Foodstuffs and Countdown say they have already started phasing out single use plastics.
Both have switched to recyclable meat trays, and Countdown's stopped stocking plastic straws, plastic cutlery and products containing glitter.
"We do need help with innovation" - Countdown sustainability general manager Kiri Hannifin
Countdown sustainability general manager Kiri Hannifin told Morning Report that problematic for packaging included products for some sour cream, yoghurt, and cream cheese, those in deli section, fruit stickers, and ice cream containers - which are set to be gone by end of the year.
Hannifin expected they would swap to RPET packaging, a more easily recyclable plastic, but said it might be a bit more costly.

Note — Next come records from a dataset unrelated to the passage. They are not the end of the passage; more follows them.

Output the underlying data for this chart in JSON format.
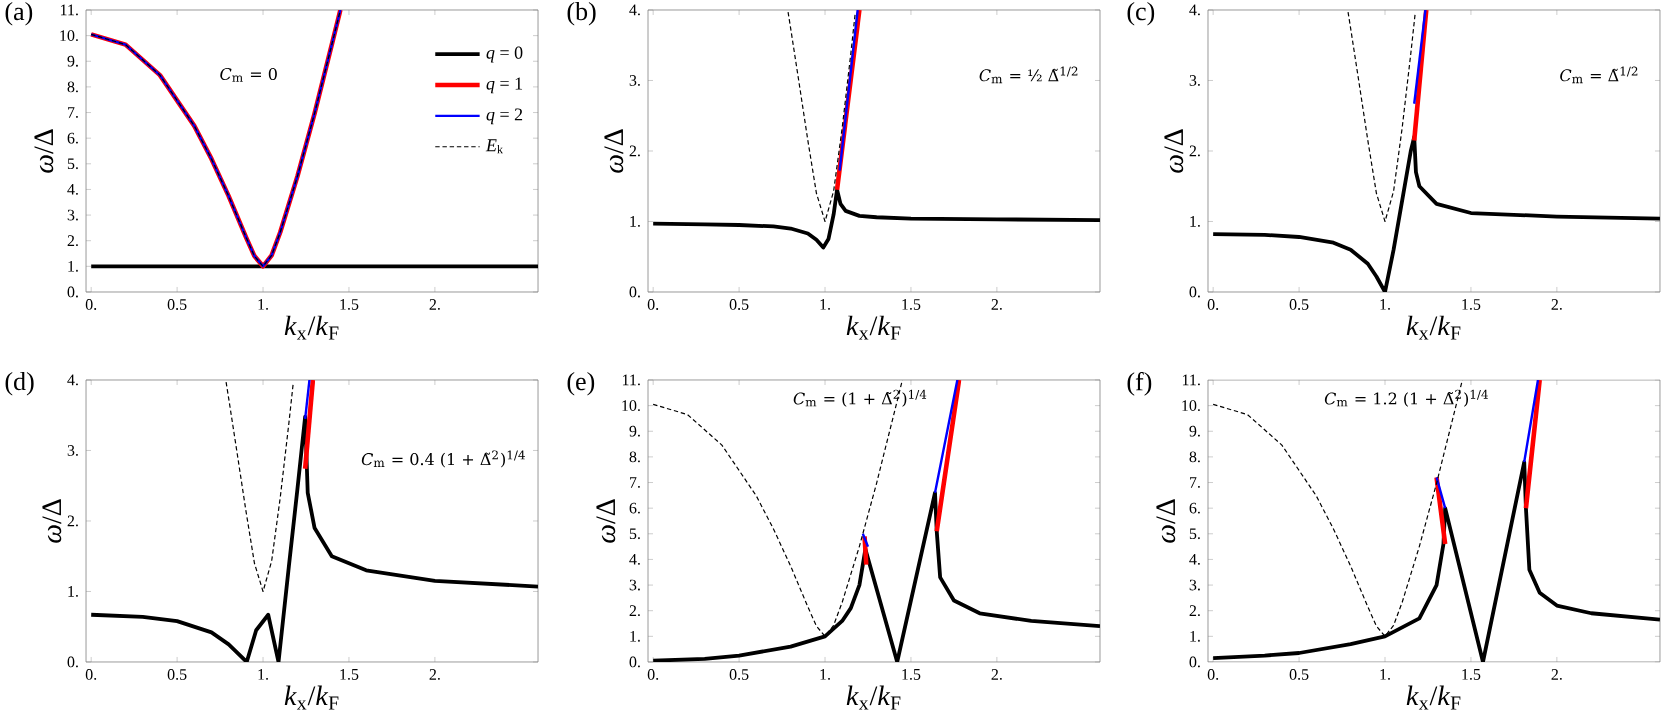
{
  "chart_data": [
    {
      "type": "line",
      "title": "(a)",
      "xlabel": "*k*$_{x}$/*k*$_{F}$",
      "ylabel": "*ω*/Δ",
      "annotations": [
        "*C*$_{m}$ = 0"
      ],
      "legend": "top right",
      "xlim": [
        -0.03,
        2.6
      ],
      "ylim": [
        0,
        11
      ],
      "xticks": [
        {
          "value": 0,
          "label": "0."
        },
        {
          "value": 0.5,
          "label": "0.5"
        },
        {
          "value": 1,
          "label": "1."
        },
        {
          "value": 1.5,
          "label": "1.5"
        },
        {
          "value": 2,
          "label": "2."
        }
      ],
      "yticks": [
        {
          "value": 0,
          "label": "0."
        },
        {
          "value": 1,
          "label": "1."
        },
        {
          "value": 2,
          "label": "2."
        },
        {
          "value": 3,
          "label": "3."
        },
        {
          "value": 4,
          "label": "4."
        },
        {
          "value": 5,
          "label": "5."
        },
        {
          "value": 6,
          "label": "6."
        },
        {
          "value": 7,
          "label": "7."
        },
        {
          "value": 8,
          "label": "8."
        },
        {
          "value": 9,
          "label": "9."
        },
        {
          "value": 10,
          "label": "10."
        },
        {
          "value": 11,
          "label": "11."
        }
      ],
      "series": [
        {
          "name": "*q* = 0",
          "color": "#000000",
          "x": [
            0,
            2.6
          ],
          "values": [
            1,
            1
          ]
        },
        {
          "name": "*q* = 1",
          "color": "#ff0000",
          "x": [
            0,
            0.2,
            0.4,
            0.6,
            0.7,
            0.8,
            0.9,
            0.95,
            1.0,
            1.05,
            1.1,
            1.2,
            1.3,
            1.4,
            1.45
          ],
          "values": [
            10.05,
            9.65,
            8.46,
            6.48,
            5.19,
            3.74,
            2.15,
            1.4,
            1.0,
            1.43,
            2.33,
            4.51,
            6.97,
            9.65,
            11.0
          ]
        },
        {
          "name": "*q* = 2",
          "color": "#0000ff",
          "x": [
            0,
            0.2,
            0.4,
            0.6,
            0.7,
            0.8,
            0.9,
            0.95,
            1.0,
            1.05,
            1.1,
            1.2,
            1.3,
            1.4,
            1.45
          ],
          "values": [
            10.05,
            9.65,
            8.46,
            6.48,
            5.19,
            3.74,
            2.15,
            1.4,
            1.0,
            1.43,
            2.33,
            4.51,
            6.97,
            9.65,
            11.0
          ]
        },
        {
          "name": "*E*$_{k}$",
          "color": "#000000",
          "line_style": "dashed",
          "x": [
            0,
            0.2,
            0.4,
            0.6,
            0.7,
            0.8,
            0.9,
            0.95,
            1.0,
            1.05,
            1.1,
            1.2,
            1.3,
            1.4,
            1.45
          ],
          "values": [
            10.05,
            9.65,
            8.46,
            6.48,
            5.19,
            3.74,
            2.15,
            1.4,
            1.0,
            1.43,
            2.33,
            4.51,
            6.97,
            9.65,
            11.0
          ]
        }
      ]
    },
    {
      "type": "line",
      "title": "(b)",
      "xlabel": "*k*$_{x}$/*k*$_{F}$",
      "ylabel": "*ω*/Δ",
      "annotations": [
        "*C*$_{m}$ = ½ Δ̃$^{1/2}$"
      ],
      "xlim": [
        -0.03,
        2.6
      ],
      "ylim": [
        0,
        4
      ],
      "xticks": [
        {
          "value": 0,
          "label": "0."
        },
        {
          "value": 0.5,
          "label": "0.5"
        },
        {
          "value": 1,
          "label": "1."
        },
        {
          "value": 1.5,
          "label": "1.5"
        },
        {
          "value": 2,
          "label": "2."
        }
      ],
      "yticks": [
        {
          "value": 0,
          "label": "0."
        },
        {
          "value": 1,
          "label": "1."
        },
        {
          "value": 2,
          "label": "2."
        },
        {
          "value": 3,
          "label": "3."
        },
        {
          "value": 4,
          "label": "4."
        }
      ],
      "series": [
        {
          "color": "#000000",
          "x": [
            0,
            0.3,
            0.5,
            0.7,
            0.8,
            0.9,
            0.95,
            0.99,
            1.02,
            1.05,
            1.07,
            1.09,
            1.12,
            1.2,
            1.3,
            1.5,
            2.0,
            2.6
          ],
          "values": [
            0.97,
            0.96,
            0.95,
            0.93,
            0.9,
            0.83,
            0.74,
            0.63,
            0.75,
            1.1,
            1.45,
            1.25,
            1.15,
            1.08,
            1.06,
            1.04,
            1.03,
            1.02
          ]
        },
        {
          "color": "#ff0000",
          "x": [
            1.07,
            1.2
          ],
          "values": [
            1.45,
            4.0
          ]
        },
        {
          "color": "#0000ff",
          "x": [
            1.085,
            1.19
          ],
          "values": [
            1.72,
            4.0
          ]
        },
        {
          "color": "#000000",
          "line_style": "dashed",
          "x": [
            0.785,
            0.8,
            0.85,
            0.9,
            0.95,
            1.0,
            1.05,
            1.1,
            1.15,
            1.175
          ],
          "values": [
            3.97,
            3.74,
            2.95,
            2.15,
            1.4,
            1.0,
            1.43,
            2.33,
            3.38,
            3.94
          ]
        }
      ]
    },
    {
      "type": "line",
      "title": "(c)",
      "xlabel": "*k*$_{x}$/*k*$_{F}$",
      "ylabel": "*ω*/Δ",
      "annotations": [
        "*C*$_{m}$ = Δ̃$^{1/2}$"
      ],
      "xlim": [
        -0.03,
        2.6
      ],
      "ylim": [
        0,
        4
      ],
      "xticks": [
        {
          "value": 0,
          "label": "0."
        },
        {
          "value": 0.5,
          "label": "0.5"
        },
        {
          "value": 1,
          "label": "1."
        },
        {
          "value": 1.5,
          "label": "1.5"
        },
        {
          "value": 2,
          "label": "2."
        }
      ],
      "yticks": [
        {
          "value": 0,
          "label": "0."
        },
        {
          "value": 1,
          "label": "1."
        },
        {
          "value": 2,
          "label": "2."
        },
        {
          "value": 3,
          "label": "3."
        },
        {
          "value": 4,
          "label": "4."
        }
      ],
      "series": [
        {
          "color": "#000000",
          "x": [
            0,
            0.3,
            0.5,
            0.7,
            0.8,
            0.9,
            0.95,
            1.0,
            1.05,
            1.1,
            1.15,
            1.17,
            1.18,
            1.2,
            1.3,
            1.5,
            2.0,
            2.6
          ],
          "values": [
            0.82,
            0.81,
            0.78,
            0.7,
            0.6,
            0.4,
            0.22,
            0.0,
            0.6,
            1.3,
            2.0,
            2.2,
            1.7,
            1.5,
            1.25,
            1.12,
            1.07,
            1.04
          ]
        },
        {
          "color": "#ff0000",
          "x": [
            1.17,
            1.24
          ],
          "values": [
            2.15,
            4.0
          ]
        },
        {
          "color": "#0000ff",
          "x": [
            1.17,
            1.235
          ],
          "values": [
            2.67,
            4.0
          ]
        },
        {
          "color": "#000000",
          "line_style": "dashed",
          "x": [
            0.785,
            0.8,
            0.85,
            0.9,
            0.95,
            1.0,
            1.05,
            1.1,
            1.15,
            1.175
          ],
          "values": [
            3.97,
            3.74,
            2.95,
            2.15,
            1.4,
            1.0,
            1.43,
            2.33,
            3.38,
            3.94
          ]
        }
      ]
    },
    {
      "type": "line",
      "title": "(d)",
      "xlabel": "*k*$_{x}$/*k*$_{F}$",
      "ylabel": "*ω*/Δ",
      "annotations": [
        "*C*$_{m}$ = 0.4 (1 + Δ̃$^{2}$)$^{1/4}$"
      ],
      "xlim": [
        -0.03,
        2.6
      ],
      "ylim": [
        0,
        4
      ],
      "xticks": [
        {
          "value": 0,
          "label": "0."
        },
        {
          "value": 0.5,
          "label": "0.5"
        },
        {
          "value": 1,
          "label": "1."
        },
        {
          "value": 1.5,
          "label": "1.5"
        },
        {
          "value": 2,
          "label": "2."
        }
      ],
      "yticks": [
        {
          "value": 0,
          "label": "0."
        },
        {
          "value": 1,
          "label": "1."
        },
        {
          "value": 2,
          "label": "2."
        },
        {
          "value": 3,
          "label": "3."
        },
        {
          "value": 4,
          "label": "4."
        }
      ],
      "series": [
        {
          "color": "#000000",
          "x": [
            0,
            0.3,
            0.5,
            0.7,
            0.8,
            0.905,
            0.96,
            1.03,
            1.09,
            1.15,
            1.2,
            1.245,
            1.26,
            1.3,
            1.4,
            1.6,
            2.0,
            2.6
          ],
          "values": [
            0.67,
            0.64,
            0.58,
            0.42,
            0.25,
            0.0,
            0.45,
            0.67,
            0.0,
            1.35,
            2.45,
            3.48,
            2.4,
            1.9,
            1.5,
            1.3,
            1.15,
            1.07
          ]
        },
        {
          "color": "#ff0000",
          "x": [
            1.245,
            1.29
          ],
          "values": [
            2.74,
            4.0
          ]
        },
        {
          "color": "#0000ff",
          "x": [
            1.245,
            1.27
          ],
          "values": [
            3.45,
            4.0
          ]
        },
        {
          "color": "#000000",
          "line_style": "dashed",
          "x": [
            0.785,
            0.8,
            0.85,
            0.9,
            0.95,
            1.0,
            1.05,
            1.1,
            1.15,
            1.175
          ],
          "values": [
            3.97,
            3.74,
            2.95,
            2.15,
            1.4,
            1.0,
            1.43,
            2.33,
            3.38,
            3.94
          ]
        }
      ]
    },
    {
      "type": "line",
      "title": "(e)",
      "xlabel": "*k*$_{x}$/*k*$_{F}$",
      "ylabel": "*ω*/Δ",
      "annotations": [
        "*C*$_{m}$ = (1 + Δ̃$^{2}$)$^{1/4}$"
      ],
      "xlim": [
        -0.03,
        2.6
      ],
      "ylim": [
        0,
        11
      ],
      "xticks": [
        {
          "value": 0,
          "label": "0."
        },
        {
          "value": 0.5,
          "label": "0.5"
        },
        {
          "value": 1,
          "label": "1."
        },
        {
          "value": 1.5,
          "label": "1.5"
        },
        {
          "value": 2,
          "label": "2."
        }
      ],
      "yticks": [
        {
          "value": 0,
          "label": "0."
        },
        {
          "value": 1,
          "label": "1."
        },
        {
          "value": 2,
          "label": "2."
        },
        {
          "value": 3,
          "label": "3."
        },
        {
          "value": 4,
          "label": "4."
        },
        {
          "value": 5,
          "label": "5."
        },
        {
          "value": 6,
          "label": "6."
        },
        {
          "value": 7,
          "label": "7."
        },
        {
          "value": 8,
          "label": "8."
        },
        {
          "value": 9,
          "label": "9."
        },
        {
          "value": 10,
          "label": "10."
        },
        {
          "value": 11,
          "label": "11."
        }
      ],
      "series": [
        {
          "color": "#000000",
          "x": [
            0,
            0.3,
            0.5,
            0.8,
            1.0,
            1.1,
            1.15,
            1.2,
            1.235,
            1.42,
            1.64,
            1.65,
            1.67,
            1.75,
            1.9,
            2.2,
            2.6
          ],
          "values": [
            0.05,
            0.12,
            0.25,
            0.6,
            1.0,
            1.6,
            2.1,
            3.0,
            4.4,
            0.0,
            6.6,
            5.1,
            3.3,
            2.4,
            1.9,
            1.6,
            1.4
          ]
        },
        {
          "color": "#ff0000",
          "x": [
            1.24,
            1.23,
            null,
            1.65,
            1.78
          ],
          "values": [
            3.8,
            4.9,
            null,
            5.1,
            11.0
          ]
        },
        {
          "color": "#0000ff",
          "x": [
            1.22,
            1.25,
            null,
            1.64,
            1.77
          ],
          "values": [
            5.0,
            4.5,
            null,
            6.6,
            11.0
          ]
        },
        {
          "color": "#000000",
          "line_style": "dashed",
          "x": [
            0,
            0.2,
            0.4,
            0.6,
            0.7,
            0.8,
            0.9,
            0.95,
            1.0,
            1.05,
            1.1,
            1.2,
            1.3,
            1.4,
            1.45
          ],
          "values": [
            10.05,
            9.65,
            8.46,
            6.48,
            5.19,
            3.74,
            2.15,
            1.4,
            1.0,
            1.43,
            2.33,
            4.51,
            6.97,
            9.65,
            11.0
          ]
        }
      ]
    },
    {
      "type": "line",
      "title": "(f)",
      "xlabel": "*k*$_{x}$/*k*$_{F}$",
      "ylabel": "*ω*/Δ",
      "annotations": [
        "*C*$_{m}$ = 1.2 (1 + Δ̃$^{2}$)$^{1/4}$"
      ],
      "xlim": [
        -0.03,
        2.6
      ],
      "ylim": [
        0,
        11
      ],
      "xticks": [
        {
          "value": 0,
          "label": "0."
        },
        {
          "value": 0.5,
          "label": "0.5"
        },
        {
          "value": 1,
          "label": "1."
        },
        {
          "value": 1.5,
          "label": "1.5"
        },
        {
          "value": 2,
          "label": "2."
        }
      ],
      "yticks": [
        {
          "value": 0,
          "label": "0."
        },
        {
          "value": 1,
          "label": "1."
        },
        {
          "value": 2,
          "label": "2."
        },
        {
          "value": 3,
          "label": "3."
        },
        {
          "value": 4,
          "label": "4."
        },
        {
          "value": 5,
          "label": "5."
        },
        {
          "value": 6,
          "label": "6."
        },
        {
          "value": 7,
          "label": "7."
        },
        {
          "value": 8,
          "label": "8."
        },
        {
          "value": 9,
          "label": "9."
        },
        {
          "value": 10,
          "label": "10."
        },
        {
          "value": 11,
          "label": "11."
        }
      ],
      "series": [
        {
          "color": "#000000",
          "x": [
            0,
            0.3,
            0.5,
            0.8,
            1.0,
            1.2,
            1.3,
            1.34,
            1.35,
            1.57,
            1.81,
            1.82,
            1.84,
            1.9,
            2.0,
            2.2,
            2.6
          ],
          "values": [
            0.15,
            0.25,
            0.35,
            0.7,
            1.0,
            1.7,
            3.0,
            4.6,
            6.0,
            0.0,
            7.8,
            6.0,
            3.6,
            2.7,
            2.2,
            1.9,
            1.65
          ]
        },
        {
          "color": "#ff0000",
          "x": [
            1.35,
            1.3,
            null,
            1.82,
            1.9
          ],
          "values": [
            4.6,
            7.2,
            null,
            6.0,
            11.0
          ]
        },
        {
          "color": "#0000ff",
          "x": [
            1.3,
            1.35,
            null,
            1.81,
            1.89
          ],
          "values": [
            7.2,
            6.0,
            null,
            7.8,
            11.0
          ]
        },
        {
          "color": "#000000",
          "line_style": "dashed",
          "x": [
            0,
            0.2,
            0.4,
            0.6,
            0.7,
            0.8,
            0.9,
            0.95,
            1.0,
            1.05,
            1.1,
            1.2,
            1.3,
            1.4,
            1.45
          ],
          "values": [
            10.05,
            9.65,
            8.46,
            6.48,
            5.19,
            3.74,
            2.15,
            1.4,
            1.0,
            1.43,
            2.33,
            4.51,
            6.97,
            9.65,
            11.0
          ]
        }
      ]
    }
  ]
}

"It's the egregious part of it all, it's that plastic is so cheap and that's why it's been so prolifically used in the last 50 years. So when you move to better more responsible packaging, that is more expensive but it think that's right and I think that's the cost business needs to bear.
Some products were going to prove tricky to swap but not impossible, she said.
"Cakes, like birthday cakes, that come to us frozen - they're in PVC. The reason they're in PVC, which is not a good plastic, is because it performs very well when it's frozen, it's flexible and we haven't been able to work out how to package that in a way that will get to our stores and keep safe and fresh, and get to our customers' fridges in a different form of packaging."
If they could not stock certain products in environmentally-friendly packaging, Countdown would not be stocking it, she said.
"But we do need help with innovation, not just for our business, but for the whole country and it's sort of a solution for everybody. But it's not just the packaging we also urgently need to sort out our recycling infrastructure."
Foodstuffs has quit selling plastic cotton buds, and just announced a ban on plastic produce bags from all its Pak 'n Save, New World and Four Squares across the country, instead trailing different types of reusable bags and crates.
South Island chief executive Steve Anderson said it was already working toward its own four-year goal.
"By 2025 all the plastic packaging in New World, Pak 'n Save and Four Square all throughout the country will either be 100 percent reusable, recyclable or compostable," he said.
The government has launched a $50 million plastics innovation fund to support projects that manage plastic waste effectively.